According to beliefs promoted by Scientology founder L. Ron Hubbard, the immortal soul -- or "thetan" -- passes from one body to the next through reincarnations over trillions of years. When a person dies, Hubbard said, the thetan goes to a landing station on Venus where it is programmed with lies about its past life and its next one.
Hubbard taught his followers to choose a location other than Venus. So here's hoping that Hayes, who died Sunday at age 65, chose to keep his immortal soul in Memphis where it belongs, and where he made me question my own suspicions about all Scientologists.
That Hayes was a Scientologist was known to everyone who ever visited South Park, the animated show for which Hayes was the voice of the soulful cafeteria worker Chef, a role he quit in 2006 after an episode mocked his religion and fellow Scientologist Tom Cruise.
And another article looking more deeply into the soul travels of Scientologists:
When a body dies, its thetan forgets the details of the former life, though painful and traumatic images known as engrams remain rooted in its unconscious. In order to move up the path of spiritual progression—known as the Bridge to Total Freedom—one must eradicate these psychic scars, which cause a person to act fearfully and irrationally. Once a Scientologist has purged them through the counseling process known as auditing, he or she is said to be "clear."
According to an avowed Scientology antagonist who claims, on her Web site, to present factual information typically omitted from church press materials, the official Scientology publication Celebrity announced that Hayes attained "clear" status around 2002, though it is not known whether he progressed onto the highest parts of the Bridge, the "operating thetan" levels. Details about what happens in these advanced stages remain closely guarded Scientology secrets, but at the very end of the process, thetans are supposed to gain power over the physical world; consequently, according to founder L. Ron Hubbard, they "feel no need of bodies," ending the cycle of birth and death and becoming pure, incorporeal souls.

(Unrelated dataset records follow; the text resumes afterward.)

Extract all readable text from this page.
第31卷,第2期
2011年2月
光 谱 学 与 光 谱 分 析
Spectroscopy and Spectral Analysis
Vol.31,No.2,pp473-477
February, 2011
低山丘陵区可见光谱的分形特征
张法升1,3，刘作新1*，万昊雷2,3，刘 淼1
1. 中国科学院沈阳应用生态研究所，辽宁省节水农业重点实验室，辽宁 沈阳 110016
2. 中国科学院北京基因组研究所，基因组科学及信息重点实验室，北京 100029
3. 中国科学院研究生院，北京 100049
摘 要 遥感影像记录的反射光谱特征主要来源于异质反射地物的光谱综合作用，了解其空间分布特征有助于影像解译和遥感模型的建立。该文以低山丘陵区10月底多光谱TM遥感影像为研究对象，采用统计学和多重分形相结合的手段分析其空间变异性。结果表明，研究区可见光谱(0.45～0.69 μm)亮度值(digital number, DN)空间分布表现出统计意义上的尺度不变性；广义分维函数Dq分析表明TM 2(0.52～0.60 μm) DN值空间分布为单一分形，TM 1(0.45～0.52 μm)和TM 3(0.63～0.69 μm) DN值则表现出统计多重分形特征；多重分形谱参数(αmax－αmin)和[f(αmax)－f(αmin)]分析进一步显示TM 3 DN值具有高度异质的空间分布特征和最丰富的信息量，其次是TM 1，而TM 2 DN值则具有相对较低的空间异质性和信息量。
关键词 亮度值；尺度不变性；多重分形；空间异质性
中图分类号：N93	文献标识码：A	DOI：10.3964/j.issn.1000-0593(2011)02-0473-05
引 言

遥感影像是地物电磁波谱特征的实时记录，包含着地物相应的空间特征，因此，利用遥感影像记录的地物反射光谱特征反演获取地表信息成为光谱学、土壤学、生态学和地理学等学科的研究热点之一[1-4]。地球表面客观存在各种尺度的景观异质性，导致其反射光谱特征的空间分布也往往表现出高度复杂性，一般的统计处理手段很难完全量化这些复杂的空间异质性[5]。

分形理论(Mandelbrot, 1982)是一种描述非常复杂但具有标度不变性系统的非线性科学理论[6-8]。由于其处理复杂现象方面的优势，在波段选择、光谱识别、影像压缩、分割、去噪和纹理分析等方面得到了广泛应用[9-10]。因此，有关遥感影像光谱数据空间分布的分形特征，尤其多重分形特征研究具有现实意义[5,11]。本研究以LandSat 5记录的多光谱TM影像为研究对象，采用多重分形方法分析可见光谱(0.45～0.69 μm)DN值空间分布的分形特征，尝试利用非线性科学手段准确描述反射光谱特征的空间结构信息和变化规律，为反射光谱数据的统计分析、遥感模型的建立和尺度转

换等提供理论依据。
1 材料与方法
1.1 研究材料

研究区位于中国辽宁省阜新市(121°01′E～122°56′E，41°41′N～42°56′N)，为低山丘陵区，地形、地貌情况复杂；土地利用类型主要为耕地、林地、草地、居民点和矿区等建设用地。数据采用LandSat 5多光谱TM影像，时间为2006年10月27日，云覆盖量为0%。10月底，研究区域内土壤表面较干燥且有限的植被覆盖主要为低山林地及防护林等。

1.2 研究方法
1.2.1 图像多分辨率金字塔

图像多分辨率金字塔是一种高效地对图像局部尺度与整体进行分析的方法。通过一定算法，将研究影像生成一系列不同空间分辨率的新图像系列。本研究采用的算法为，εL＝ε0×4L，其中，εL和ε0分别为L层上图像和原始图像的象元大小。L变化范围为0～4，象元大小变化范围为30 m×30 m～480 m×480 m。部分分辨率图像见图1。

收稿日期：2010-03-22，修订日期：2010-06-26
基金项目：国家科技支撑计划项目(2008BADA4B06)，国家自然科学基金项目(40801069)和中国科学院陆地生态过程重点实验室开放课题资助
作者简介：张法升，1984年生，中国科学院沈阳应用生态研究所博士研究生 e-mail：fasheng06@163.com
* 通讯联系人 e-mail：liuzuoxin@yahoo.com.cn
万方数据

Read the full article here. Yes, it all sounds quite bizarre. But are these really stranger than afterlife narratives of some mainstream religions? Body/soul resurrections, souls stuck in limbo, elaborate details of heaven and hell, judgement being pronounced, soul moving from one body to another, etc. Compared to these choices, I think Raelians' idea of being cloned after death on another world sounds much more believable (hey - I did say, out of all these choices).